DORA requires financial entities to classify ICT-related incidents using defined criteria including the number of clients affected, the duration, the geographical spread, and the data losses. AI agent events that constitute or contribute to ICT-related incidents must be classified in a manner that supports DORA incident reporting. The taxonomy must include event categories that map to DORA's incident classification criteria, enabling automated aggregation of agent events into DORA-reportable incident assessments.

10. Failure Severity

Field	Value
Severity Rating	High
Blast Radius	Organisation-wide — affects the observability, forensic capability, and regulatory reporting for all deployed agents

Consequence chain: Without a governed critical event taxonomy, each agent logs events under its own classification system, producing fragmented, semantically inconsistent, and non-aggregable log data.
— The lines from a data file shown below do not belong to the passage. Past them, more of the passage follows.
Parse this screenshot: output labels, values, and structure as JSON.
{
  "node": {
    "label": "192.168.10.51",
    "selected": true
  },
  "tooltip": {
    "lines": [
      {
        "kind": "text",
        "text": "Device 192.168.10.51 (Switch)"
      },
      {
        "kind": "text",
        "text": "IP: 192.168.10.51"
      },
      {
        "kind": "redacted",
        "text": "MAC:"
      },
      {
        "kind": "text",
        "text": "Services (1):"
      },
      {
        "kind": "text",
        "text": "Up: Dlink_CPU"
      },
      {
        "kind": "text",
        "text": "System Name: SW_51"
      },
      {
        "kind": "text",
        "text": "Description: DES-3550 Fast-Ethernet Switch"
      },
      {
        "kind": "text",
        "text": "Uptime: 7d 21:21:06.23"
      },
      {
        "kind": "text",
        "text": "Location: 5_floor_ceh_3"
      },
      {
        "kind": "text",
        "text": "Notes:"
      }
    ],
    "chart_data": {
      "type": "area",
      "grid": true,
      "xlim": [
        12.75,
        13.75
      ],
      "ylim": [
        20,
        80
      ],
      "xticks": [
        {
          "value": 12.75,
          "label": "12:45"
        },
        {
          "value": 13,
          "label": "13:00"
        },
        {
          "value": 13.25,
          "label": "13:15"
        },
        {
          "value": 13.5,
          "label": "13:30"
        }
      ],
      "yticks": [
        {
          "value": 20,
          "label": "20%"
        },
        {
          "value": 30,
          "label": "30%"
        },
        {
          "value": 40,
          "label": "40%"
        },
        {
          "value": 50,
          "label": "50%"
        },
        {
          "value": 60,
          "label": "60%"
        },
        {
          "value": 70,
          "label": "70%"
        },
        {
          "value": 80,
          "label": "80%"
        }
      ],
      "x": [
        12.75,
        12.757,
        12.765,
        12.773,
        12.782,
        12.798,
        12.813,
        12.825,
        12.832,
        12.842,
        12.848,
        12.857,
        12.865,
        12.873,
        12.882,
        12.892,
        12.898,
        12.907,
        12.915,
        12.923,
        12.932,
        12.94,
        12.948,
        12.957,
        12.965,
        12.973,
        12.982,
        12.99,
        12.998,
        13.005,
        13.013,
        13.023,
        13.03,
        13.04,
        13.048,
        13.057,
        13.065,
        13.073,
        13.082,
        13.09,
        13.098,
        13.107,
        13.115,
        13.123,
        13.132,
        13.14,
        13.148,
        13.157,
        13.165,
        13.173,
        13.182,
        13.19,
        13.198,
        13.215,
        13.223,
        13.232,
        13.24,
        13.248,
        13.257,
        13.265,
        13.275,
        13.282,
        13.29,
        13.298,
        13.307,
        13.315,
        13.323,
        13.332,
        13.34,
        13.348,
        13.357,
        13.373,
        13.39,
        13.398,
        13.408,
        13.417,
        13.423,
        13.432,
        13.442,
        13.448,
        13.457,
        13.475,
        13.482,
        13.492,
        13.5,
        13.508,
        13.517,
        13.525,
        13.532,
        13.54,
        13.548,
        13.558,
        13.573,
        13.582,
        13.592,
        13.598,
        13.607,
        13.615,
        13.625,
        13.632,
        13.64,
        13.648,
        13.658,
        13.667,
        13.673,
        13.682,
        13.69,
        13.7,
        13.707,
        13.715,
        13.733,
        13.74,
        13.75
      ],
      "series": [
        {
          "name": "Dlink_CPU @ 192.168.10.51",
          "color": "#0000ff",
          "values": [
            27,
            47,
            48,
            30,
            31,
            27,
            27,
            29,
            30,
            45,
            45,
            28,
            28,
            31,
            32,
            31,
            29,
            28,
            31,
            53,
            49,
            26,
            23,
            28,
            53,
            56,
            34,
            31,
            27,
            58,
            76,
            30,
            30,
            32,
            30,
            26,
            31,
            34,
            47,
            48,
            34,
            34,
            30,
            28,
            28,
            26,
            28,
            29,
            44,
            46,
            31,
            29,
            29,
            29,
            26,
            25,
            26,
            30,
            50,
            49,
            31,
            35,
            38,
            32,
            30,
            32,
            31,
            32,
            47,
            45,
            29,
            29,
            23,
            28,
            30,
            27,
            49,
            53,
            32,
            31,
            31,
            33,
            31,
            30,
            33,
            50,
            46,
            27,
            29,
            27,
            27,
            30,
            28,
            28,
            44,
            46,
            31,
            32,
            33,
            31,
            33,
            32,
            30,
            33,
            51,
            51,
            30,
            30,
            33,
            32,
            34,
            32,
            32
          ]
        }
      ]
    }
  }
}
The immediate technical failure is loss of cross-agent visibility — patterns that are detectable only in aggregate (such as a rising frequency of safety boundary violations across multiple agents) become invisible because the events are classified under different names. The operational failure that follows is delayed or missed incident detection: genuine critical events are lost in noise (when severity classifications are inconsistent) or are not correlated across agents (when event categories are incompatible). The forensic failure compounds the operational one: when an incident occurs and investigators must reconstruct the event sequence, they first must discover and reconcile multiple classification systems before they can query the logs — a process that adds days or weeks to investigation timelines and costs hundreds of thousands in analyst time. The regulatory failure is the terminal consequence: regulators expect structured, classifiable event logs that support systematic analysis. An organisation that cannot produce a consistent event classification across its agents faces findings under EU AI Act Article 12 (inadequate logging), DORA Article 10 (inadequate incident classification), FCA SYSC 10A.1.6R (disorderly records), and SOX Section 404 (inadequate internal controls). In financial services, the combined regulatory exposure can exceed £1 million in penalties and remediation costs, with secondary consequences including mandatory independent monitoring and restrictions on agent deployment authority.

Cross-references: AG-007 (Governance Configuration Control) governs the configuration artefacts that include the taxonomy as a governed configuration item. AG-023 (Audit Trail Governance) governs the logging infrastructure that consumes the taxonomy. AG-410 (High-Cardinality Trace Retention Governance) relies on the taxonomy to classify which traces require extended retention. AG-414 (Alert Deduplication Governance) consumes the taxonomy's severity classifications to deduplicate alerts. AG-415 (Decision Journal Completeness Governance) uses taxonomy categories to validate that all decision-significant events are journaled. AG-006 (Tamper-Evident Record Integrity) ensures that taxonomy-classified events cannot be altered post-emission. AG-022 (Behavioural Drift Detection) uses taxonomy-classified events as input signals for drift detection.